Symptoms of GTS are dizziness and nausea within 15 minutes after contact of tobacco with the skin during the harvesting of tobacco leaves [33], with symptom presentation usually occurring after working for 3–17 hours; however, this may vary [34]. The median time to symptom expression in a domestic study in 2001 was 3.5 hours; it was 3 hours in 2002 [14]. Lee et al. [32] reported a median of 4.3 hours. The median time to the onset of symptoms in a foreign study was 10 hours [34]. GTS symptoms occurring during work have been reported most frequently. McKnight et al. [35] reported that symptoms occurred after work between 6 p.m. and 2 a.m. most often. In Korea, Gyeongsang-do farmers cultivate mainly flue-cured tobacco, whereas in Jeolla-do, the impact of burley tobacco GTS is estimated to be more severe, but the research has yet to be clarified on this topic.

Symptoms of GTS will vary depending on the type of work performed during tobacco harvesting [35]. GTS is reported to occur more and more in young people, and young people have not been trained to realize the extent of the exposure or that they are more sensitive to nicotine [4], [35]. However, age and prevalence of GTS were not significantly associated in this study. We believe this is because the average age of Korean tobacco harvesters is high, and young tobacco harvesters comprise only a minority of the overall total.

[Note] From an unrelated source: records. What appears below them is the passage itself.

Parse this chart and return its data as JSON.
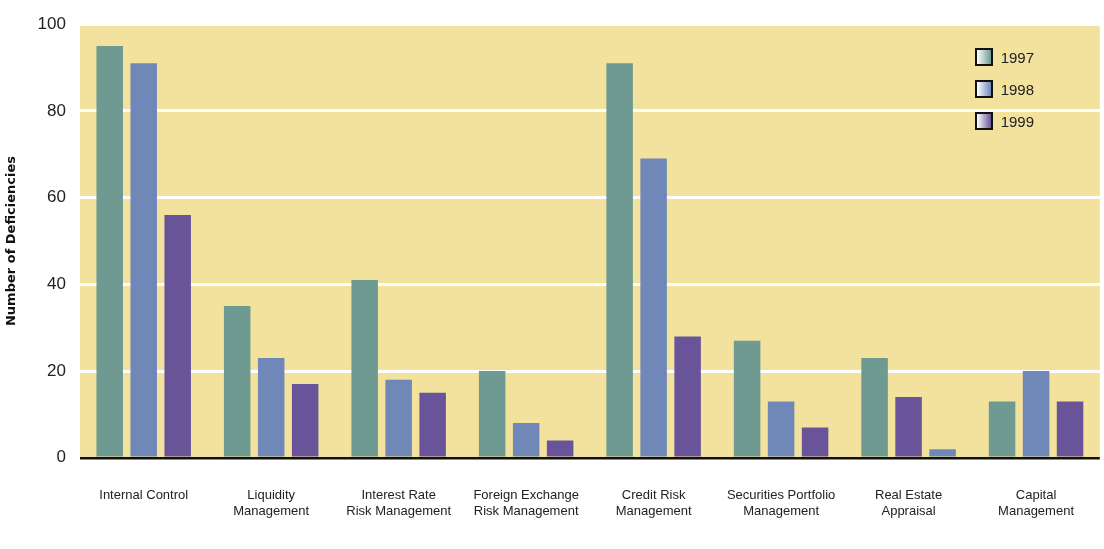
{
  "chart_data": {
    "type": "bar",
    "ylabel": "Number of Deficiencies",
    "categories": [
      "Internal Control",
      "Liquidity\nManagement",
      "Interest Rate\nRisk Management",
      "Foreign Exchange\nRisk Management",
      "Credit Risk\nManagement",
      "Securities Portfolio\nManagement",
      "Real Estate\nAppraisal",
      "Capital\nManagement"
    ],
    "series": [
      {
        "name": "1997",
        "color": "#6e9a92",
        "values": [
          95,
          35,
          41,
          20,
          91,
          27,
          23,
          13
        ]
      },
      {
        "name": "1998",
        "color": "#7088b8",
        "values": [
          91,
          23,
          18,
          8,
          69,
          13,
          14,
          20
        ],
        "colors": [
          "#7088b8",
          "#7088b8",
          "#7088b8",
          "#7088b8",
          "#7088b8",
          "#7088b8",
          "#6a5499",
          "#7088b8"
        ]
      },
      {
        "name": "1999",
        "color": "#6a5499",
        "values": [
          56,
          17,
          15,
          4,
          28,
          7,
          2,
          13
        ],
        "colors": [
          "#6a5499",
          "#6a5499",
          "#6a5499",
          "#6a5499",
          "#6a5499",
          "#6a5499",
          "#7088b8",
          "#6a5499"
        ]
      }
    ],
    "ylim": [
      0,
      100
    ],
    "yticks": [
      0,
      20,
      40,
      60,
      80,
      100
    ],
    "grid": "y",
    "legend": "top right"
  }
}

The relationship between smoking and GTS has been reported to have a weak protective effect [1], [4], [36], but another report suggested no protective effect [37]. In Korea, research has focused significantly more on nonsmokers than on smokers, and the results on stratified analysis by sex are similarly significant in both sexes where smoking was determined to have a weak protective effect in GTS [14].

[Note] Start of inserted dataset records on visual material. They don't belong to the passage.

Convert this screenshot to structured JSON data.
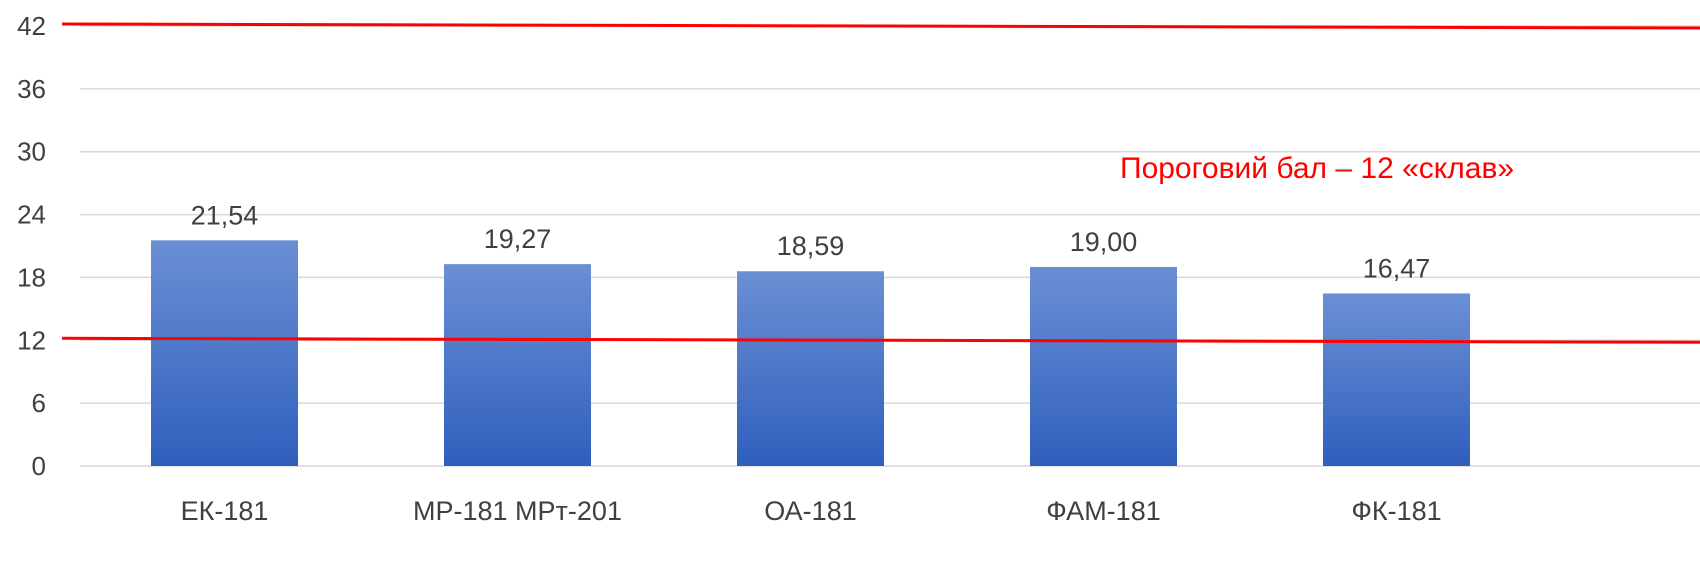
{
  "chart_data": {
    "type": "bar",
    "categories": [
      "ЕК-181",
      "МР-181 МРт-201",
      "ОА-181",
      "ФАМ-181",
      "ФК-181"
    ],
    "values": [
      21.54,
      19.27,
      18.59,
      19.0,
      16.47
    ],
    "value_labels": [
      "21,54",
      "19,27",
      "18,59",
      "19,00",
      "16,47"
    ],
    "y_ticks": [
      0,
      6,
      12,
      18,
      24,
      30,
      36,
      42
    ],
    "ylim": [
      0,
      42
    ],
    "grid": true,
    "reference_lines": [
      {
        "value": 42,
        "color": "#ff0000"
      },
      {
        "value": 12,
        "color": "#ff0000"
      }
    ],
    "annotation": "Пороговий бал – 12 «склав»",
    "colors": {
      "bar_top": "#6b8fd4",
      "bar_bottom": "#2f5fbd",
      "reference": "#ff0000",
      "grid": "#d9d9d9",
      "text": "#404040"
    }
  }
}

GTS in Korea is known to often occur during the harvesting season (spanning from the end of June to August). In this study, the incidence of GTS was 37.5% and the incidence density was 3.45 occurrences/100 person⋅working days. Gehlbach et al. [36] reported that a prevalence of 9% in North Carolina, USA, and Ballard et al. [4] found an incidence of 10 people per 1,000 in 1992, and 14 people per 1,000 in 1993. Quandt et al. [38] did not carry out preventive measures targeted at 144 Latino farmers and reported that 41% experienced GTS. Arcury et al. [39] studied 182 Latino farmers and found a prevalence of 24.2%.

To diagnose GTS using urine cotinine levels indicated at the cutoff value found in this study, if GTS symptoms occurred with a urine cotinine concentration between 700 and 1,000 ng/mg Cr more than that in a nonsmoker, GTS will be diagnosed.

An accurate diagnosis, treatment, and prevention plan for farmers is needed in Korea, as many cases are misdiagnosed and no prevention method has been developed. We could not match the control group because our study was initially planned to conduct the survey with the tobacco harvesters to observe the temporal change in urine cotinine, and then we tried to propose an accurate diagnostic method for GTS with the result. In spite of this limitation, the result of this study can be used as the basic data to set the prevention plan and diagnostic criteria for GTS among tobacco harvesters in Korea.

Conflicts of interest

The authors declare no conflict of interest as related to the manuscript.